I put the letter back on Father’s desk and asked to see the envelope it came in. As I thought, it was posted in Miami, the biggest city within an easy drive from Palm Beach. I waited a respectable minute for the head of McNally & Son to speak, but when our silence segued from a meditative pause into gross embarrassment, I began to suspect that Father refused to even think what had to be said. I had no such compunction.
“Is this true, Mr. Fairhurst?”
John Fairhurst lowered his teacup and dabbed at his lips with the linen napkin supplied by Mrs. Trelawney. “May I speak in complete confidence, Mr. McNally?”
“Our name is discreet, sir, and please call me Archy.”
Fairhurst once again applied the linen to his lips. “It’s true,” he stated.
Father looked as if John Fairhurst III had just shouted, “No, Virginia, there is no Santa Claus, now shut up and deal.”
“I don’t understand how...”
“How we got away with it?” Fairhurst finished for me. “I’ll explain.” He returned his cup to the trolley and proceeded to let us in on the Fairhurst family secret.
“As the letter says, Grandfather got off the Titanic dressed as a woman, with Grandmother’s help I’m sure. Naturally, no one asked for names or identification of the people transferred from the lifeboats to the rescuing ship.
Remember, confusion reigned ashore as well as at sea and the world was horrified, or perhaps mesmerized, by the disaster. When the surviving passengers sailed into New York Harbor, the newspapers had already assumed that John Fairhurst had done the noble thing and reported him dead.
“My grandparents went directly to their home in Hyde Park in upstate New York. They were neighbors of the Roosevelts, don’t-you-know. The Roosevelt Democrats, that is. They spoke, of course, only neighborly thing to do, but I never heard it said that they had broken bread with them.”
Father was nodding as if he knew the consequence of breaking bread with the wrong Roosevelts.
“I’ve always assumed my grandparents thought the situation over and decided it would be easier, and less humiliating, for poor grandfather to play dead rather than to confess to what he had done. Why end a celebrated life on a less than venerable note?”

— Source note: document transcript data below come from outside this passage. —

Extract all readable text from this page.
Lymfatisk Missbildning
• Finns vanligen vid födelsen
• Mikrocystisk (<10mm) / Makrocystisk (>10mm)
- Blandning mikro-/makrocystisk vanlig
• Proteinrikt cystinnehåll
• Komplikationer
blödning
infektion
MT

Unable to contain the thought, I exclaimed, “How did your grandfather manage to keep the fact that he was not dead a secret?”

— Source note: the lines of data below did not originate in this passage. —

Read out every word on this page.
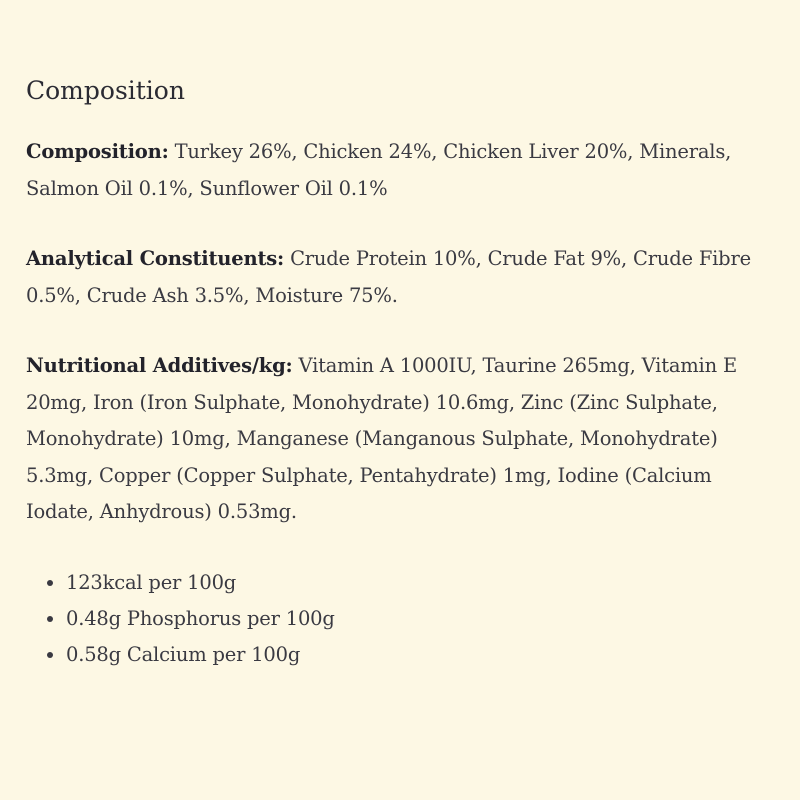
Composition

Composition: Turkey 26%, Chicken 24%, Chicken Liver 20%, Minerals, Salmon Oil 0.1%, Sunflower Oil 0.1%

Analytical Constituents: Crude Protein 10%, Crude Fat 9%, Crude Fibre 0.5%, Crude Ash 3.5%, Moisture 75%.

Nutritional Additives/kg: Vitamin A 1000IU, Taurine 265mg, Vitamin E 20mg, Iron (Iron Sulphate, Monohydrate) 10.6mg, Zinc (Zinc Sulphate, Monohydrate) 10mg, Manganese (Manganous Sulphate, Monohydrate) 5.3mg, Copper (Copper Sulphate, Pentahydrate) 1mg, Iodine (Calcium Iodate, Anhydrous) 0.53mg.

• 123kcal per 100g
• 0.48g Phosphorus per 100g
• 0.58g Calcium per 100g
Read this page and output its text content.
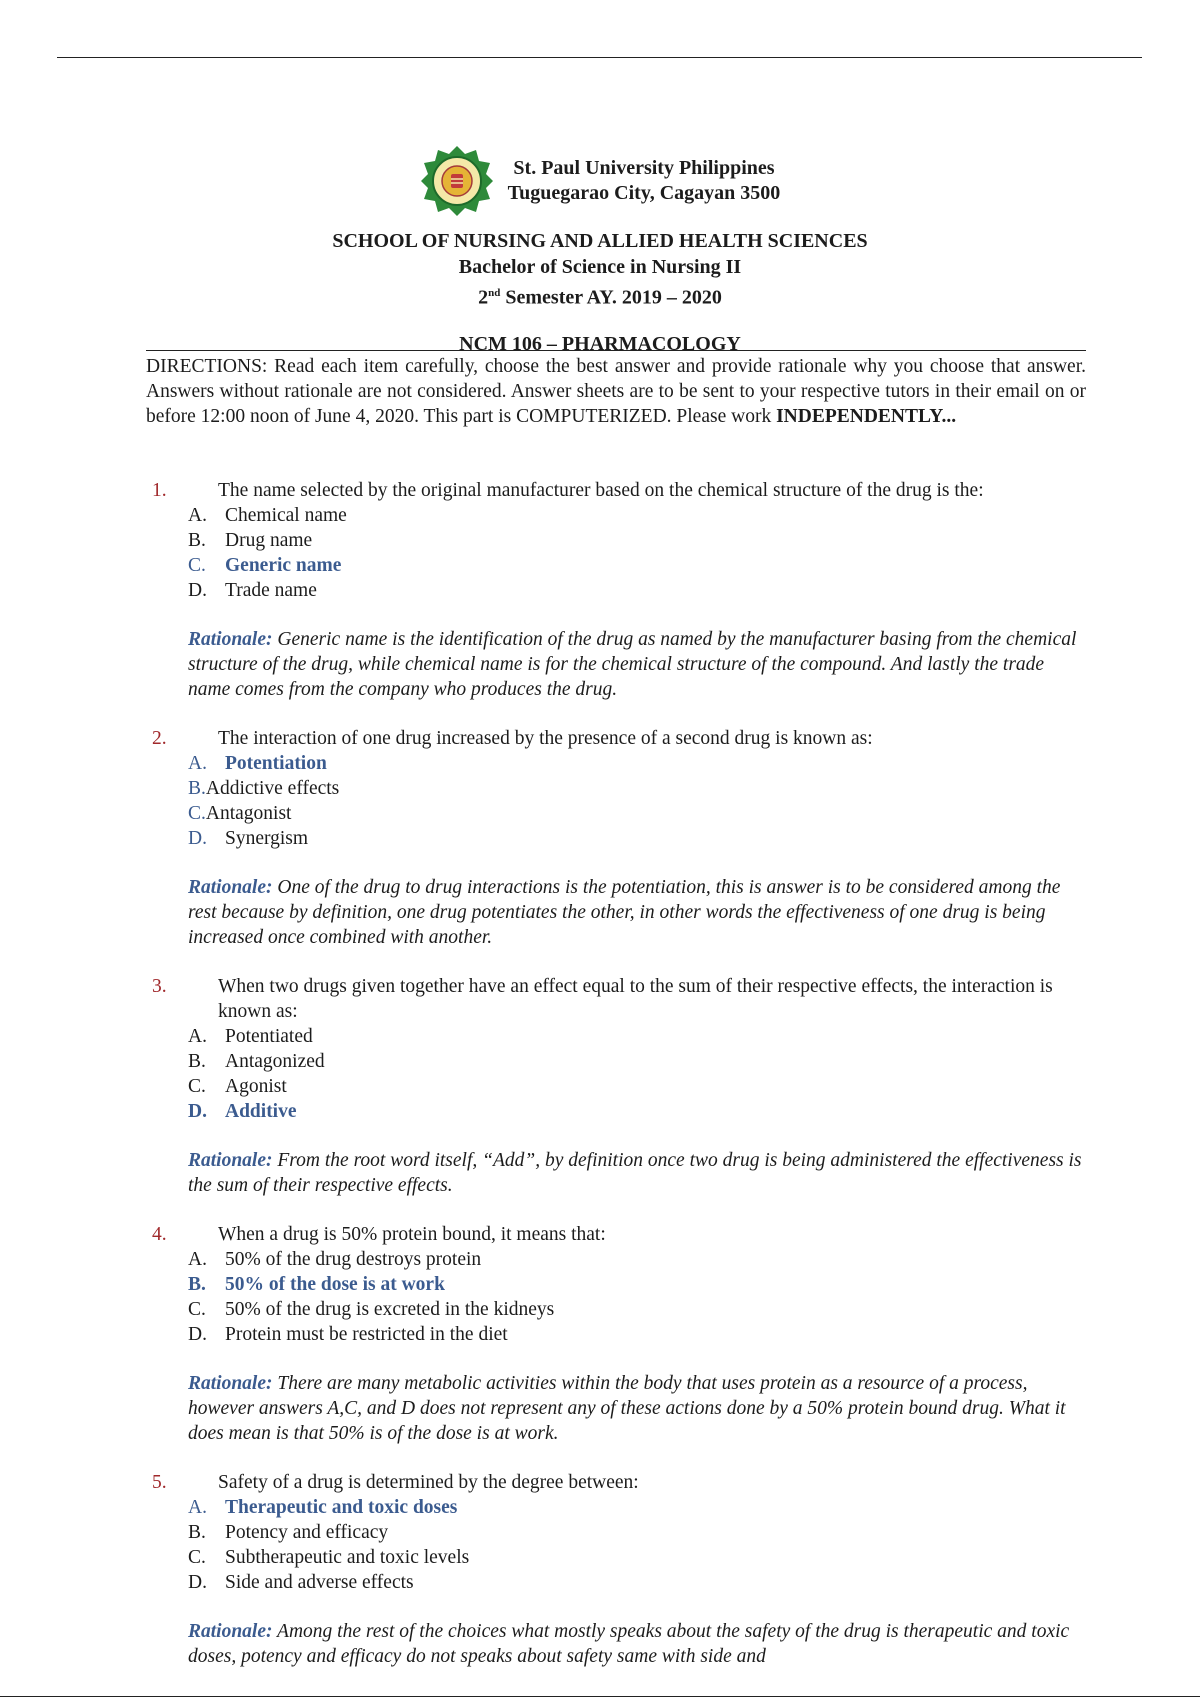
St. Paul University Philippines
Tuguegarao City, Cagayan 3500
SCHOOL OF NURSING AND ALLIED HEALTH SCIENCES
Bachelor of Science in Nursing II
2nd Semester AY. 2019 – 2020
NCM 106 – PHARMACOLOGY
DIRECTIONS: Read each item carefully, choose the best answer and provide rationale why you choose that answer. Answers without rationale are not considered. Answer sheets are to be sent to your respective tutors in their email on or before 12:00 noon of June 4, 2020. This part is COMPUTERIZED. Please work INDEPENDENTLY...
1.	The name selected by the original manufacturer based on the chemical structure of the drug is the:
A. Chemical name
B. Drug name
C. Generic name
D. Trade name
Rationale: Generic name is the identification of the drug as named by the manufacturer basing from the chemical structure of the drug, while chemical name is for the chemical structure of the compound. And lastly the trade name comes from the company who produces the drug.
2.	The interaction of one drug increased by the presence of a second drug is known as:
A. Potentiation
B. Addictive effects
C. Antagonist
D. Synergism
Rationale: One of the drug to drug interactions is the potentiation, this is answer is to be considered among the rest because by definition, one drug potentiates the other, in other words the effectiveness of one drug is being increased once combined with another.
3.	When two drugs given together have an effect equal to the sum of their respective effects, the interaction is known as:
A. Potentiated
B. Antagonized
C. Agonist
D. Additive
Rationale: From the root word itself, “Add”, by definition once two drug is being administered the effectiveness is the sum of their respective effects.
4.	When a drug is 50% protein bound, it means that:
A. 50% of the drug destroys protein
B. 50% of the dose is at work
C. 50% of the drug is excreted in the kidneys
D. Protein must be restricted in the diet
Rationale: There are many metabolic activities within the body that uses protein as a resource of a process, however answers A,C, and D does not represent any of these actions done by a 50% protein bound drug. What it does mean is that 50% is of the dose is at work.
5.	Safety of a drug is determined by the degree between:
A. Therapeutic and toxic doses
B. Potency and efficacy
C. Subtherapeutic and toxic levels
D. Side and adverse effects
Rationale: Among the rest of the choices what mostly speaks about the safety of the drug is therapeutic and toxic doses, potency and efficacy do not speaks about safety same with side and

“Not as difficult as one would suppose,” Fairhurst answered. “Grandfather was far from young when he married, and sired a son at the end of his natural life. He lived only a few years after the Titanic went down. His widow, with her infant son, observed a long period of mourning in complete seclusion, which was not unheard of in those days. They were attended by an English couple who had been with them for years. When Grandfather died, in return for their silence, the couple were pensioned off and returned to England, where they lived rather lavishly in a charming home in Kent. Grandfather was never very social and I think he enjoyed his life as a recluse, surrounded by his books, pursuing his love of ancient Greek lore, and watching his son grow.

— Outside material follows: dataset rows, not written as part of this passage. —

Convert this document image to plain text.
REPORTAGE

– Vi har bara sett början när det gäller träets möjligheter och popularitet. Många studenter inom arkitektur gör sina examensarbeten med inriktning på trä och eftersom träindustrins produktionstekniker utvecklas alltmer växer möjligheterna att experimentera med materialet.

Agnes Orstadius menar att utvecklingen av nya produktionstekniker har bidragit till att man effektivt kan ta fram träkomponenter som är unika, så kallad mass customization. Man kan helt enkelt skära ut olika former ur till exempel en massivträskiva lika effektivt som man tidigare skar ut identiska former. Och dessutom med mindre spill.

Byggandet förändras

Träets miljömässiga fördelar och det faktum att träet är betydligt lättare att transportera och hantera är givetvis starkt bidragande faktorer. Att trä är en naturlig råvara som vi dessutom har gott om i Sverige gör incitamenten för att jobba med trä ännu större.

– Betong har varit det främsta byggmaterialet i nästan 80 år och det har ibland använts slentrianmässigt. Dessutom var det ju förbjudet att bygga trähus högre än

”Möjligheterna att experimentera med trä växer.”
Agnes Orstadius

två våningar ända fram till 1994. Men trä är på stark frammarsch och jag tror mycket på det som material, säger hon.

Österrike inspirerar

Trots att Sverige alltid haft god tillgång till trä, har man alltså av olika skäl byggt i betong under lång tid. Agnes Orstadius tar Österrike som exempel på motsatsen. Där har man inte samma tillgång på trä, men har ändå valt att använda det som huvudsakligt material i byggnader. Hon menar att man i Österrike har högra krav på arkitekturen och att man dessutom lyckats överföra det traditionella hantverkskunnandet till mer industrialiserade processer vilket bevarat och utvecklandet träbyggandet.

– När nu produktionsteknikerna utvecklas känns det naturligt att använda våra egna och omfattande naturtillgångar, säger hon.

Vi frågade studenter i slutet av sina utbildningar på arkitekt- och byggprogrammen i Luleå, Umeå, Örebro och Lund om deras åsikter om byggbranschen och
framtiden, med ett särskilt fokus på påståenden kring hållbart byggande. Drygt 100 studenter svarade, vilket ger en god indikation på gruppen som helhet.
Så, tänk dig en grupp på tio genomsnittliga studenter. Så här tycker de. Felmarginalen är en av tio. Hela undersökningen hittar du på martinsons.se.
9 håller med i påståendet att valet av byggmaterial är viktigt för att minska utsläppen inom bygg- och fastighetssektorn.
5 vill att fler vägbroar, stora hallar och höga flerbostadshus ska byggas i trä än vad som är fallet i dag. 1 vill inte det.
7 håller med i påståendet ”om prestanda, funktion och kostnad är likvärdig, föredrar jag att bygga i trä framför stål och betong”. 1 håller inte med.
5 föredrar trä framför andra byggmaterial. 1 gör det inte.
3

“I also think Grandfather was ashamed of his cowardly act and perhaps thought of his confinement as penance,” Fairhurst explained.
Father and I listened attentively but made no comment. John Fairhurst went on to extol his grandfather’s extraordinary business acumen as if to make up for the man’s shortcomings.
“Grandfather was once a partner of Andrew Carnegie, don’t-you-know. Broke with him early on and started up a few smelteries of his own and turned the heat up on old Andy, he did. Ha, ha.”